CINE › LA DIRECTORA SUIZA URSULA MEIER HABLA DE SU OBRA Y SUS MéTODOS

“El cine es un equilibrio entre razón e intuición”

La realizadora de Home llegó por primera vez a Buenos Aires para presentar una retrospectiva completa de su obra, que incluye el preestreno local de su film más reciente, La hermana, ganador del Oso de Plata en el Festival de Berlín del año pasado.

 Por Oscar Ranzani

Una verdadera ciudadana europea. Esta clasificación le calza como un guante a la cineasta Ursula Meier: nació en Besançon, Francia, en 1971, pero en la actualidad vive entre Bruselas, París y Ginebra. Meier es también ciudadana suiza y fue noticia mundial en 2012, cuando su segundo largometraje de ficción, La hermana (L’Enfant d’en haut), fue premiado con el Oso de Plata, Premio Especial del Jurado en el Festival de Berlín. Para ese momento ya había dirigido su primera ficción, Home –protagonizada por Isabelle Huppert y estrenada en la Argentina en 2009–, dos documentales y un puñado de cortos que fueron su acceso al universo cinematográfico. Con un pasado como gran deportista y excelente alumna de matemáticas, Meier decidió dedicarse a la realización cinematográfica en 1990, cuando ingresó al Institut des Arts de Diffusion (IAD) de Bélgica. Y fue precisamente el corto que realizó para terminar su carrera la punta del iceberg de lo que en la actualidad es el cine de esta prestigiosa cineasta franco-suiza. Invitada por Swiss Films y la Fundación Cinemateca Argentina, Meier llegó a la lluviosa Buenos Aires para presentar el ciclo que desde hoy podrá verse en la Sala Leopoldo Lugones del Teatro San Martín (Avda. Corrientes 1530). Encuentro con Ursula Meier permitirá al público local conocer su filmografía completa: sus cortos, sus documentales y sus ficciones, incluyendo el preestreno de La hermana, que la distribuidora Ifa Cinena lanzará comercialmente una semana después.
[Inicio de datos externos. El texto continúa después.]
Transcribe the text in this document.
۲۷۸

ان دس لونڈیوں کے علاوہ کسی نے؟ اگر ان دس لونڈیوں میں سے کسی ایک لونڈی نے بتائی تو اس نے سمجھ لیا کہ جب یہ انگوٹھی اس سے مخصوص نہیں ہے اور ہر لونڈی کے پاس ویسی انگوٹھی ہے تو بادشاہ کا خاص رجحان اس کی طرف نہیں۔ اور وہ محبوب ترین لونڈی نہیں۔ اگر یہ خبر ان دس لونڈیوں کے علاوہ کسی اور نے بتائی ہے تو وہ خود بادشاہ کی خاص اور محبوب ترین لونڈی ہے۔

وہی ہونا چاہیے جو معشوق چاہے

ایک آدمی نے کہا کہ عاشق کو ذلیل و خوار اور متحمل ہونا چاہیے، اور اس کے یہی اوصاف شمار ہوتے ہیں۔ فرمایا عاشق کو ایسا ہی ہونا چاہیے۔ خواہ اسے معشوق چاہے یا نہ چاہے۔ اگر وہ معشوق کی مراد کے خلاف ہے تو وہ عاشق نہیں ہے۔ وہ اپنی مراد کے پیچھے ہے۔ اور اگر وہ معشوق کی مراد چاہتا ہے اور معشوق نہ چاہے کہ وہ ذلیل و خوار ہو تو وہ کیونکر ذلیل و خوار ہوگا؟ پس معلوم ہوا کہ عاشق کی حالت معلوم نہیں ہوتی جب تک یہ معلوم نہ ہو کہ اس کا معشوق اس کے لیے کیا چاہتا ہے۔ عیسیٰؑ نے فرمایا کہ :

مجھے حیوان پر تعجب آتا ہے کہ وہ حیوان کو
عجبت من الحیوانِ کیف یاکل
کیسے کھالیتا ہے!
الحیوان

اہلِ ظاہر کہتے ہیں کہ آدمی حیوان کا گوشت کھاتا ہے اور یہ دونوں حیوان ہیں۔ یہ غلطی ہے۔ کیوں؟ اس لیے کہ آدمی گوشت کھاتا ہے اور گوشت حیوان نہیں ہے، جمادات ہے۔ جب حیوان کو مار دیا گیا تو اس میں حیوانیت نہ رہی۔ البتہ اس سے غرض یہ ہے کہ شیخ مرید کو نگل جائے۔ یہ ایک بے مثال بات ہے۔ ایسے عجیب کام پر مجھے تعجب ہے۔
A diferencia de otros cineastas que eligen un género u otro, Meier dirigió tanto documentales como ficciones, dejando siempre el sello que distingue a su cine. Recuerda que no es por casualidad que su primer documental haya sido sobre un escritor: “Me fascinaba alguien que pasó su vida escribiendo palabras, en relación a mí, que escribía tan poco”, señala en diálogo con Página/12, sobre En torno a Pinget, film que abre el ciclo y que enfoca sobre el escritor y dramaturgo suizo Robert Pinget, autor de treinta novelas y numerosas obras teatrales. “Era un escritor que jugaba con la contradicción, multiplicación de puntos de vista, verdades a medias. Y eso también me interesó. Me sentía muy cercana a su ideología literaria”, confiesa Meier, quien también realizó otro documental, Ni canas, ni negros, ni blancos. Este film aborda la historia de un gendarme de Ginebra, ex militante de un partido de extrema derecha que viró 180 grados su ideología al fomentar un proyecto de integración para modificar las relaciones entre la policía de Ginebra con las comunidades extranjeras que habitan esa ciudad. “Es alguien que tiene un recorrido loco, porque era un militante de extrema derecha, violento, y cambió. Yo necesitaba saber que este cambio era cierto antes de empezar a filmar. Pasé meses con él y, en un momento dado, me di cuenta de que era alguien muy inteligente como para cuestionarse, que nació en una familia muy racista y, en un momento, quiso orden y eligió ser policía para poder poner orden en ese caos familiar”, cuenta Meier.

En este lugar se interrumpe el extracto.